Lebhaft berichtet Spohn aus seiner Kindheit, in der ein Jahr lang – von Februar 1945 bis Januar 1946 – die Schule ausfiel und der Zehnjährige auf der Wiese die „Furchen“nachmähen musste. Damals gab es in Wilflingen noch 52 Milchviehbetriebe, „heute steht hier keine Kuh mehr im Stall“, weiß der 84-Jährige. Und auf Wachters Frage nach seiner Tätigkeit als „Geburtshelfer“berichtet Spohn: „Wenn eine Kuh kalbte – was meistens nachts der Fall war – wurde ich geholt. Aber manchmal waren vier bis fünf Männer zum Ziehen nötig.“
Klauenschneiden – ein hartes Geschäft
Alleine verrichtete Spohn wiederum das Klauenschneiden – ein im wahrsten Sinne des Wortes hartes Geschäft.
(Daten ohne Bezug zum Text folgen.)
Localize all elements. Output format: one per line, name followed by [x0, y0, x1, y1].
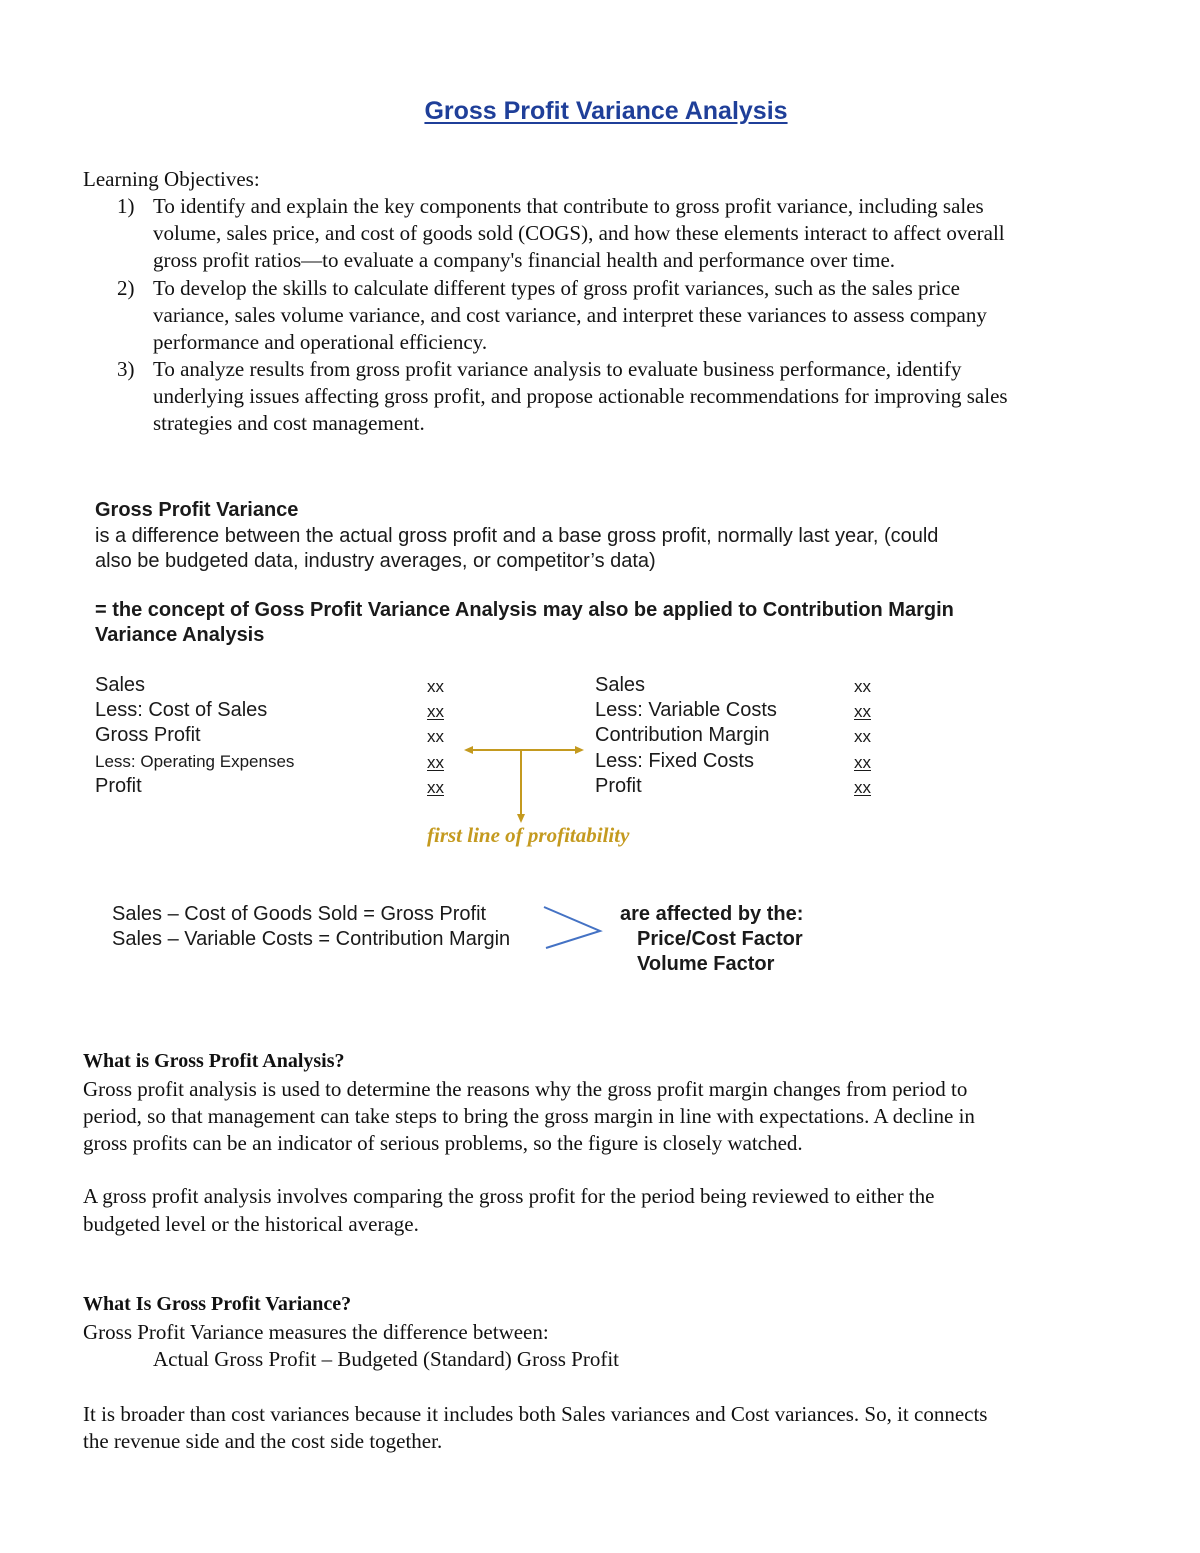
left-statement-label: Gross Profit [95, 724, 201, 746]
objective-text-line: variance, sales volume variance, and cost variance, and interpret these variances to assess company [153, 303, 987, 327]
left-statement-value: xx [427, 727, 444, 746]
right-statement-label: Profit [595, 775, 642, 797]
right-statement-value: xx [854, 702, 871, 721]
section-heading-analysis: What is Gross Profit Analysis? [83, 1050, 345, 1072]
right-statement-value: xx [854, 727, 871, 746]
objective-text-line: strategies and cost management. [153, 411, 425, 435]
document-title: Gross Profit Variance Analysis [424, 97, 788, 125]
objective-text-line: To identify and explain the key components that contribute to gross profit variance, including sales [153, 194, 984, 218]
right-statement-value: xx [854, 778, 871, 797]
objective-text-line: volume, sales price, and cost of goods sold (COGS), and how these elements interact to affect overall [153, 221, 1005, 245]
left-statement-label: Less: Cost of Sales [95, 699, 268, 721]
paragraph-line: A gross profit analysis involves comparing the gross profit for the period being reviewed to either the [83, 1184, 935, 1208]
paragraph-line: budgeted level or the historical average. [83, 1212, 419, 1236]
right-statement-label: Sales [595, 674, 646, 696]
objective-text-line: gross profit ratios—to evaluate a company's financial health and performance over time. [153, 248, 896, 272]
figure-definition-line: is a difference between the actual gross profit and a base gross profit, normally last year, (could [95, 525, 939, 547]
left-statement-value: xx [427, 677, 444, 696]
learning-objectives-label: Learning Objectives: [83, 167, 260, 191]
objective-text-line: To analyze results from gross profit variance analysis to evaluate business performance, identify [153, 357, 962, 381]
objective-number: 3) [117, 357, 135, 381]
variance-intro: Gross Profit Variance measures the difference between: [83, 1320, 549, 1344]
figure-concept-line: = the concept of Goss Profit Variance Analysis may also be applied to Contribution Margin [95, 599, 954, 621]
left-statement-label: Less: Operating Expenses [95, 752, 295, 771]
left-statement-value: xx [427, 778, 444, 797]
paragraph-line: period, so that management can take steps to bring the gross margin in line with expectations. A decline in [83, 1104, 975, 1128]
profitability-arrow [460, 740, 590, 830]
objective-text-line: To develop the skills to calculate different types of gross profit variances, such as the sales price [153, 276, 960, 300]
right-statement-label: Contribution Margin [595, 724, 770, 746]
factor-volume: Volume Factor [637, 953, 775, 975]
figure-definition-line: also be budgeted data, industry averages, or competitor’s data) [95, 550, 656, 572]
affected-by-label: are affected by the: [620, 903, 804, 925]
paragraph-line: Gross profit analysis is used to determine the reasons why the gross profit margin changes from period to [83, 1077, 968, 1101]
equation-contribution-margin: Sales – Variable Costs = Contribution Margin [112, 928, 511, 950]
paragraph-line: the revenue side and the cost side together. [83, 1429, 443, 1453]
equation-gross-profit: Sales – Cost of Goods Sold = Gross Profit [112, 903, 487, 925]
figure-heading: Gross Profit Variance [95, 499, 299, 521]
right-statement-value: xx [854, 753, 871, 772]
factor-price-cost: Price/Cost Factor [637, 928, 803, 950]
objective-text-line: underlying issues affecting gross profit, and propose actionable recommendations for improving sales [153, 384, 1008, 408]
right-statement-label: Less: Fixed Costs [595, 750, 754, 772]
paragraph-line: It is broader than cost variances because it includes both Sales variances and Cost variances. So, it connects [83, 1402, 988, 1426]
right-statement-value: xx [854, 677, 871, 696]
left-statement-value: xx [427, 753, 444, 772]
profitability-label: first line of profitability [427, 823, 630, 847]
objective-text-line: performance and operational efficiency. [153, 330, 488, 354]
left-statement-value: xx [427, 702, 444, 721]
figure-concept-line: Variance Analysis [95, 624, 265, 646]
paragraph-line: gross profits can be an indicator of serious problems, so the figure is closely watched. [83, 1131, 803, 1155]
variance-formula: Actual Gross Profit – Budgeted (Standard) Gross Profit [153, 1347, 620, 1371]
left-statement-label: Sales [95, 674, 146, 696]
section-heading-variance: What Is Gross Profit Variance? [83, 1293, 352, 1315]
right-statement-label: Less: Variable Costs [595, 699, 777, 721]
objective-number: 2) [117, 276, 135, 300]
left-statement-label: Profit [95, 775, 142, 797]
objective-number: 1) [117, 194, 135, 218]
chevron-right-icon [540, 902, 606, 952]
Und mindestens ebenso anstrengend war das Dreschen auf den Höfen: „Einmal war ich 27 Tage lang hintereinander im Einsatz mit Eisighof.“Im Klartext hieß das, den ganzen Tag in glühender Hitze beinahe pausenlos die schweren Säcke über enge und steile Stiegen zur Maschine zu schleppen, mal ein Bier oder ein Schnaps zwischendurch, und schon ging es weiter. In Bezug auf die Verköstigung auf den Höfen meint Spohn humorvoll: „In großen Betrieben war das Essen schlechter, in den kleinen besser.“Mit 14 Jahren kam er für drei Jahre in die Lehre als Baumwart und im März 1955 absolvierte er als Jüngster die staatliche Baumwartsprüfung mit drei Mal der Note Eins. Gerne erzählt Spohn von seiner nun fast 70 Jahre dauernden Tätigkeit als Baumwart, die mehr und mehr zu seiner Leidenschaft wurde. Alte und für die Region typische Apfelsorten habe man veredelt. Bis zu 40 Baumstützen wurden teilweise pro Baum benötigt, um einen Astbruch zu vermeiden.
Noch im November 2018 hat Helmut Spohn Helfer beim Baumschnitt angewiesen, und sein Most ist mit der Beste aus dem gesamten Oberland. „Seit 1974 ist kein Tropfen Wasser drin, nur 100 Prozent Saft.“Wie bei diesem harten Arbeitsleben noch Zeit für die Vereine war, lässt sich nur erahnen. Außer im Gesangsverein, in der Freiwilligen Feuerwehr und in seinem Lieblingsverein, dem Schwäbischen Albverein, war der Landwirt viele Jahre im Theaterverein. „Für ,Ben Hur' haben wir monatelang geprobt, man ist nachts kaum ins Bett gekommen“, erinnert er sich.
Und zum Thema Heimat erwidert er: „Meine Heimat ist hier auf dem Hof und hier will ich bleiben. Ich möchte auch nicht in ein Pflegeheim kommen.“Einsam fühlt er sich keineswegs, denn sein Sohn mit Familie wohnt direkt neben ihm. Auf die Frage nach seiner besten Zeit sagt er nachdenklich: „Das waren die 42 Jahre, die ich mit meiner Frau verheiratet war, bis sie starb.“
Und nach einem kurzen Schweigen bietet Spohn allen Anwesenden seinen wirklich ganz vorzüglichen Birnenmost an – mit frischen Brezeln, versteht sich.